Berlin Institute of Health Center for Regenerative Therapies (BCRT), Charité - Universitätsmedizin Berlin, Berlin, Germany.
Department of Rehabilitation Medicine, School of Medicine, Yokohama City University, Yokohama, Japan.
J Cachexia Sarcopenia Muscle. 2023 Aug;14(4):1589-1595. doi: 10.1002/jcsm.13260. Epub 2023 May 24.

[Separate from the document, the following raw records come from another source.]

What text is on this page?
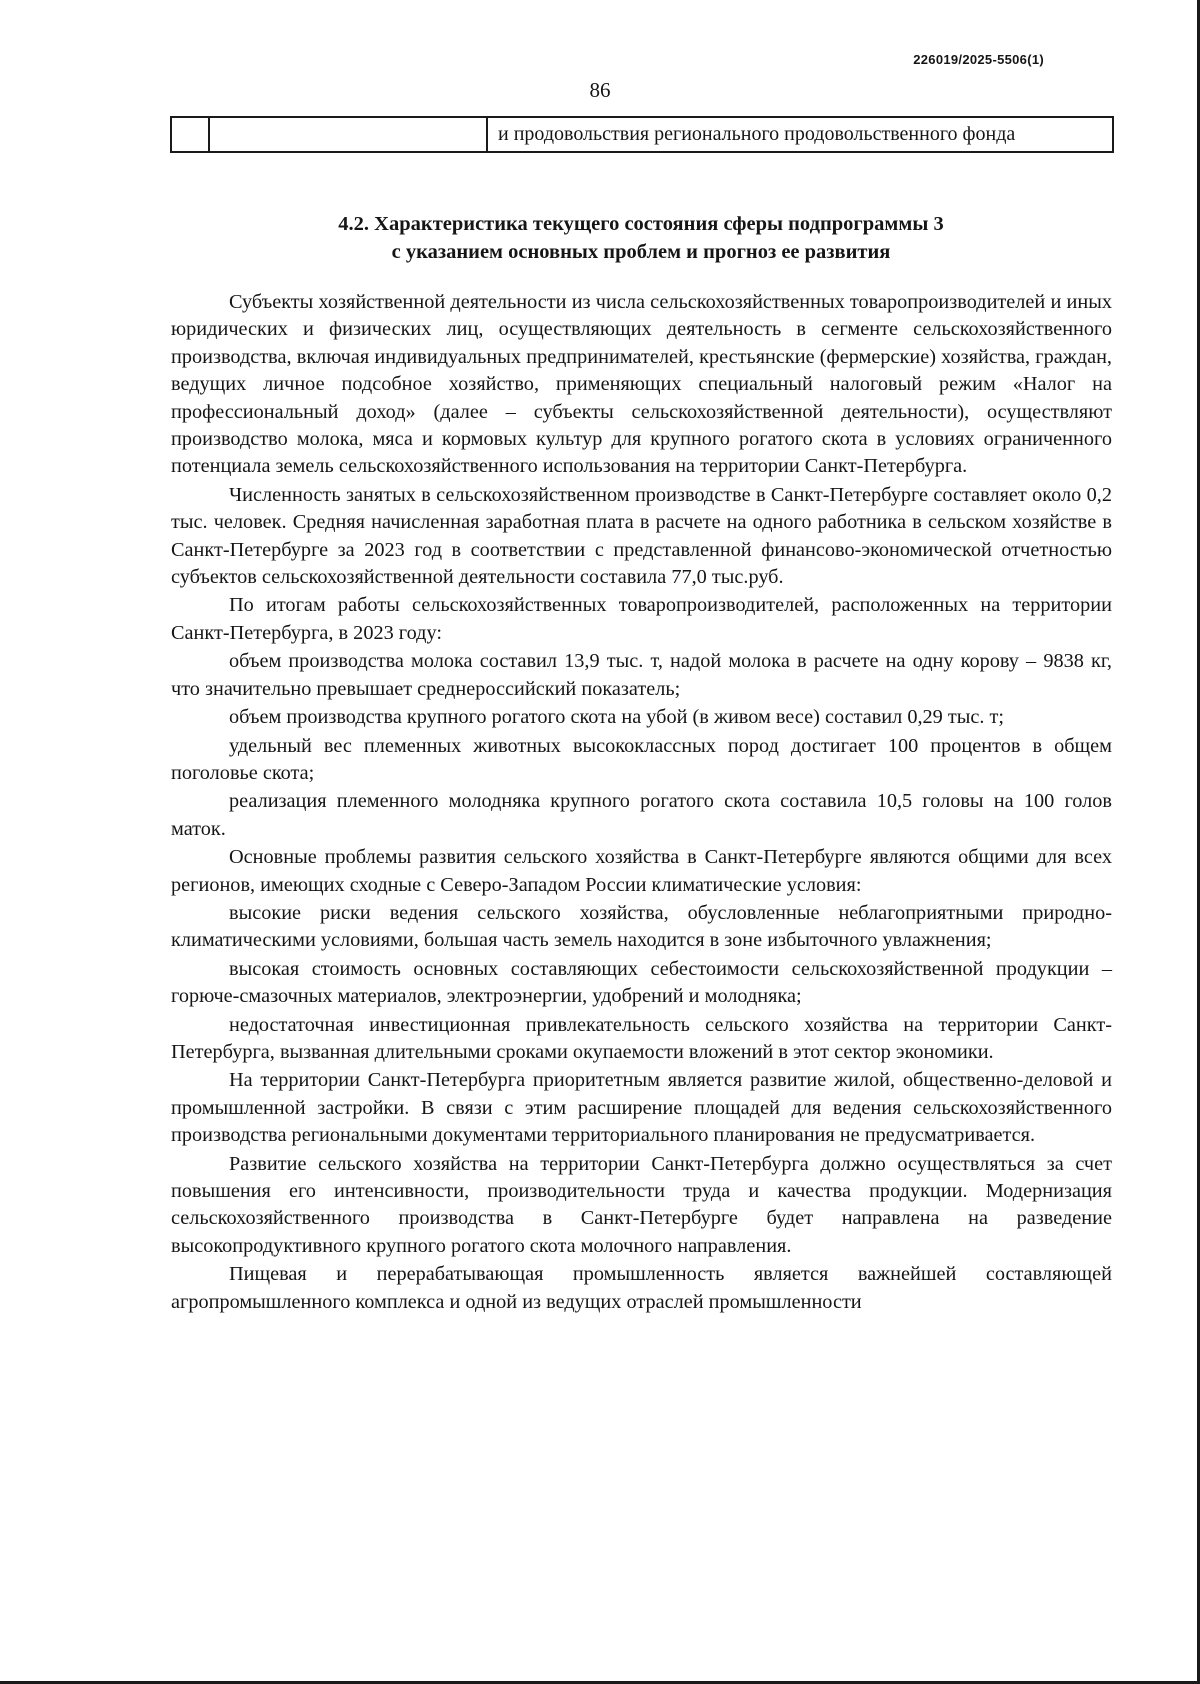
226019/2025-5506(1)
86
		и продовольствия регионального продовольственного фонда
4.2. Характеристика текущего состояния сферы подпрограммы 3
с указанием основных проблем и прогноз ее развития

Субъекты хозяйственной деятельности из числа сельскохозяйственных товаропроизводителей и иных юридических и физических лиц, осуществляющих деятельность в сегменте сельскохозяйственного производства, включая индивидуальных предпринимателей, крестьянские (фермерские) хозяйства, граждан, ведущих личное подсобное хозяйство, применяющих специальный налоговый режим «Налог на профессиональный доход» (далее – субъекты сельскохозяйственной деятельности), осуществляют производство молока, мяса и кормовых культур для крупного рогатого скота в условиях ограниченного потенциала земель сельскохозяйственного использования на территории Санкт-Петербурга.

Численность занятых в сельскохозяйственном производстве в Санкт-Петербурге составляет около 0,2 тыс. человек. Средняя начисленная заработная плата в расчете на одного работника в сельском хозяйстве в Санкт-Петербурге за 2023 год в соответствии с представленной финансово-экономической отчетностью субъектов сельскохозяйственной деятельности составила 77,0 тыс.руб.

По итогам работы сельскохозяйственных товаропроизводителей, расположенных на территории Санкт-Петербурга, в 2023 году:

объем производства молока составил 13,9 тыс. т, надой молока в расчете на одну корову – 9838 кг, что значительно превышает среднероссийский показатель;

объем производства крупного рогатого скота на убой (в живом весе) составил 0,29 тыс. т;

удельный вес племенных животных высококлассных пород достигает 100 процентов в общем поголовье скота;

реализация племенного молодняка крупного рогатого скота составила 10,5 головы на 100 голов маток.

Основные проблемы развития сельского хозяйства в Санкт-Петербурге являются общими для всех регионов, имеющих сходные с Северо-Западом России климатические условия:

высокие риски ведения сельского хозяйства, обусловленные неблагоприятными природно-климатическими условиями, большая часть земель находится в зоне избыточного увлажнения;

высокая стоимость основных составляющих себестоимости сельскохозяйственной продукции – горюче-смазочных материалов, электроэнергии, удобрений и молодняка;

недостаточная инвестиционная привлекательность сельского хозяйства на территории Санкт-Петербурга, вызванная длительными сроками окупаемости вложений в этот сектор экономики.

На территории Санкт-Петербурга приоритетным является развитие жилой, общественно-деловой и промышленной застройки. В связи с этим расширение площадей для ведения сельскохозяйственного производства региональными документами территориального планирования не предусматривается.

Развитие сельского хозяйства на территории Санкт-Петербурга должно осуществляться за счет повышения его интенсивности, производительности труда и качества продукции. Модернизация сельскохозяйственного производства в Санкт-Петербурге будет направлена на разведение высокопродуктивного крупного рогатого скота молочного направления.

Пищевая и перерабатывающая промышленность является важнейшей составляющей агропромышленного комплекса и одной из ведущих отраслей промышленности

Cachexia, in the form of unintentional weight loss >5% in 12 months or less, and secondary sarcopenia in the form of muscle wasting are serious conditions that affect clinical outcomes. A chronic disease state such as chronic kidney disease (CKD) often contributes to these wasting disorders. The purpose of this review is to summarize the prevalence of cachexia and sarcopenia, their relationship with kidney function, and indicators for evaluating kidney function in patients with CKD. It is estimated that approximately half of all persons with CKD will develop cachexia with an estimated annual mortality rate of 20%, but few studies have been conducted on cachexia in CKD. Hence, the true prevalence of cachexia in CKD and its effects on kidney function and patient outcomes remain unclear. Some studies have highlighted the concept of protein-energy wasting (PEW) which usually include sarcopenia and cachexia. Several studies have examined kidney function and CKD progression in patients with sarcopenia. Most studies use serum creatinine levels to estimate kidney function. However, creatinine may be influenced by muscle mass, and creatinine-based glomerular filtration rate may overestimate kidney function in patients with reduced muscle mass or muscle wasting. Cystatin C, which is least affected by muscle mass, has been used in some studies, and creatinine-to-cystatin-C ratio has emerged as an important prognostic marker. A previous study incorporating 428 320 participants reported that participants with CKD and sarcopenia had a 33% higher hazard of mortality compared with those without (7% to 66%, P = 0.011), and that those with sarcopenia were twice as likely to develop end-stage kidney disease (hazard ratio: 1.98; 1.45 to 2.70, P < 0.001). Future studies on cachexia and sarcopenia in patients with CKD are needed to report rigorously defined cachexia concerning kidney function. Moreover, in studies on sarcopenia with CKD, it is desirable to accumulate studies using cystatin C to accurately estimate kidney function.
恶病质,表现为 12 个月内非故意体重下降 >5%,以及继发性肌肉减少症导致的肌肉消耗,是影响临床结局的严重情况。慢性疾病状态,如慢性肾脏病 (CKD),常导致这些消耗性疾病。本综述的目的是总结恶病质和肌肉减少症的患病率,它们与肾功能的关系,以及评估 CKD 患者肾功能的指标。据估计,大约一半的 CKD 患者会出现恶病质,年死亡率估计为 20%,但很少有研究关注 CKD 中的恶病质。因此,CKD 中恶病质的真实患病率及其对肾功能和患者结局的影响仍不清楚。一些研究强调了蛋白质-能量消耗 (PEW) 的概念,该概念通常包括肌肉减少症和恶病质。一些研究检查了肌肉减少症患者的肾功能和 CKD 进展。大多数研究使用血清肌酐水平来估计肾功能。然而,肌酐可能受肌肉量影响,在肌肉量减少或肌肉消耗的患者中,基于肌酐的肾小球滤过率可能高估肾功能。胱抑素 C 受肌肉量影响最小,已在一些研究中使用,肌酐与胱抑素 C 比值已成为一个重要的预后标志物。一项纳入 428320 名参与者的先前研究报告称,患有 CKD 和肌肉减少症的参与者的死亡率比没有这些疾病的参与者高 33%(7%至 66%,P=0.011),且这些肌肉减少症患者发生终末期肾病的可能性是前者的两倍(风险比:1.98;1.45 至 2.70,P<0.001)。需要进一步研究 CKD 患者中的恶病质和肌肉减少症,以严格报告与肾功能相关的恶病质。此外,在研究 CKD 与肌肉减少症时,最好使用胱抑素 C 来准确估计肾功能,积累更多的相关研究。